Although class / property statistics are relatively easily computed, when I put the country dimension, the query cannot be evaluated and timeouts.
The original query was:
SELECT ?class ?country ?property (count(distinct ?s) AS ?total) WHERE {
?s a ?class .
?s ?p2 ?country .
?country a ex:country .
?s ?p ?o .
BIND(?p AS ?property)
} GROUP BY ?class ?country ?property
this provides the number of properties per class for each country.
Trying to improve this, I split this one into multiple queries by injecting the country in each query
e.g.
SELECT ?class ?country ?property (count(distinct ?s) AS ?total) WHERE {
?s a ?class .
?s ?p2 ex:nl.
ex:nl a ex:country .
BIND(ex:nl AS ?country)
?s ?p ?o .
BIND(?p AS ?property)
#FILTER
} GROUP BY ?class ?country ?property
but the query still timeouts.
before trying to split the query further, is there any other way I can optimize this query?
This is injected by the auto-query splitting code. I am reusing the original query and in order to project the country into the select variables I do this trick.
hmm, wondering if I could remove it completely and re-inject it manually when I read the results
One possibility might be to statically enumerate the predicates which connect classes to countries instead of using a variable (?p2). If the number of such predicates is low and known in advance, you can use a non-recursive property path expression: ?s (:p1 | :p2 | ... | :pn ) ?country.
If this works out, we can think how to avoid the pre-computation of predicates.
@lorenz_b I was using this approach with FILTER in the first place but it didn’t work out and tried to do direct injection in case I can get some extra gain. However, I had to introduce the extra bind statements which I am not sure if they create more delay.
@pavel, looks like hardcoding the property path works much faster, thanks for the tip!

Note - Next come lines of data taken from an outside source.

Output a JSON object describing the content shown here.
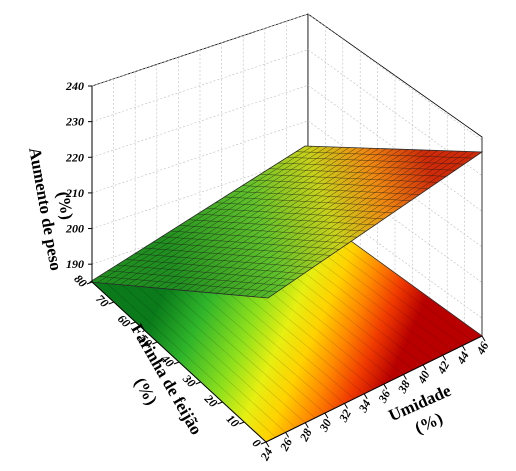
{
  "chart_data": {
    "type": "surface3d",
    "title": "",
    "zlabel_line1": "Aumento de peso",
    "zlabel_line2": "(%)",
    "xlabel_line1": "Umidade",
    "xlabel_line2": "(%)",
    "ylabel_line1": "Farinha de feijão",
    "ylabel_line2": "(%)",
    "x_ticks": [
      "24",
      "26",
      "28",
      "30",
      "32",
      "34",
      "36",
      "38",
      "40",
      "42",
      "44",
      "46"
    ],
    "y_ticks": [
      "0",
      "10",
      "20",
      "30",
      "40",
      "50",
      "60",
      "70",
      "80"
    ],
    "z_ticks": [
      "190",
      "200",
      "210",
      "220",
      "230",
      "240"
    ],
    "x_range": [
      24,
      46
    ],
    "y_range": [
      0,
      80
    ],
    "z_range": [
      185,
      240
    ],
    "grid": true,
    "colormap": [
      "#0a7a1a",
      "#2fb52a",
      "#8ee01c",
      "#e6ef12",
      "#ffd200",
      "#ff8a00",
      "#f03a00",
      "#b80000"
    ],
    "surface_corners": [
      {
        "x": 24,
        "y": 80,
        "z": 190
      },
      {
        "x": 24,
        "y": 0,
        "z": 200
      },
      {
        "x": 46,
        "y": 0,
        "z": 237
      },
      {
        "x": 46,
        "y": 80,
        "z": 238
      }
    ]
  }
}
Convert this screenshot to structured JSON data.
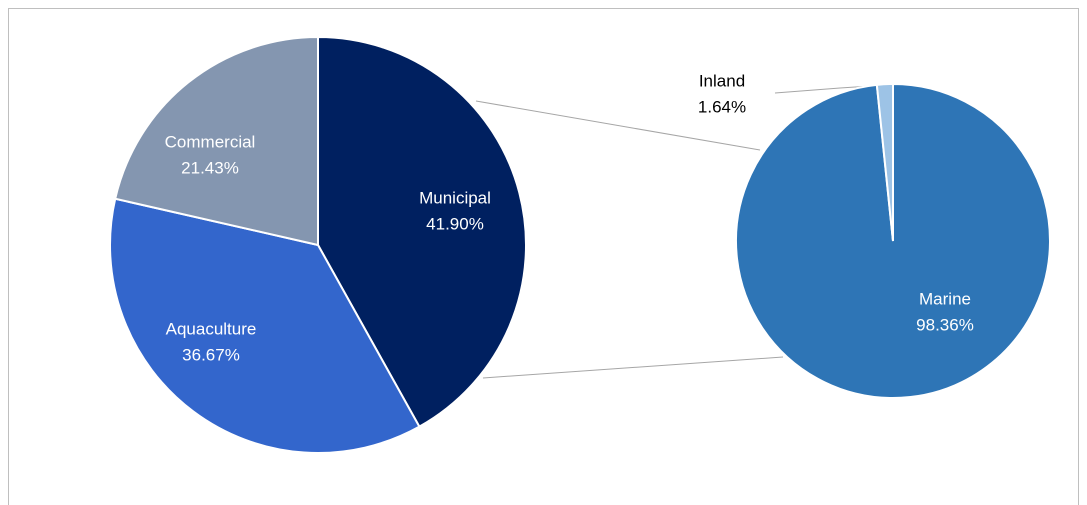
{
  "chart_data": [
    {
      "type": "pie",
      "categories": [
        "Municipal",
        "Aquaculture",
        "Commercial"
      ],
      "values": [
        41.9,
        36.67,
        21.43
      ],
      "value_labels": [
        "41.90%",
        "36.67%",
        "21.43%"
      ],
      "colors": [
        "#002060",
        "#3366cc",
        "#8496b0"
      ]
    },
    {
      "type": "pie",
      "categories": [
        "Marine",
        "Inland"
      ],
      "values": [
        98.36,
        1.64
      ],
      "value_labels": [
        "98.36%",
        "1.64%"
      ],
      "colors": [
        "#2e75b6",
        "#9dc3e6"
      ]
    }
  ]
}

I can live with the hardcoded string for now but would be also good to automate it somehow. If it cannot happen in the same query, I could also generate it from the ontology using the rdfs:range statements
select distinct ?s ?country where {
?s ?p2 ?country .
?country a ex:country
}
to join with the rest of the query. If the number of distinct <class, country> combinations isn’t too big, it might work.
But, in general, queries where the predicate variable isn’t bound to a constant (or a set of constants, as above) are often pretty hard so you might end up using a separate query to get the predicates and use them in the query string for the main query.
It’s a possibiity but not sure it’d be more efficient than the subquery for both ?s and ?country. The engine would have to search for countries twice (first to get the predicates, second to match triples connecting classes to countries via those predicates). But I get surprised by these things all the time, so this can be tried too. Especially if the number of relevant predicates is very small but the number of <class, country> pairs is very large.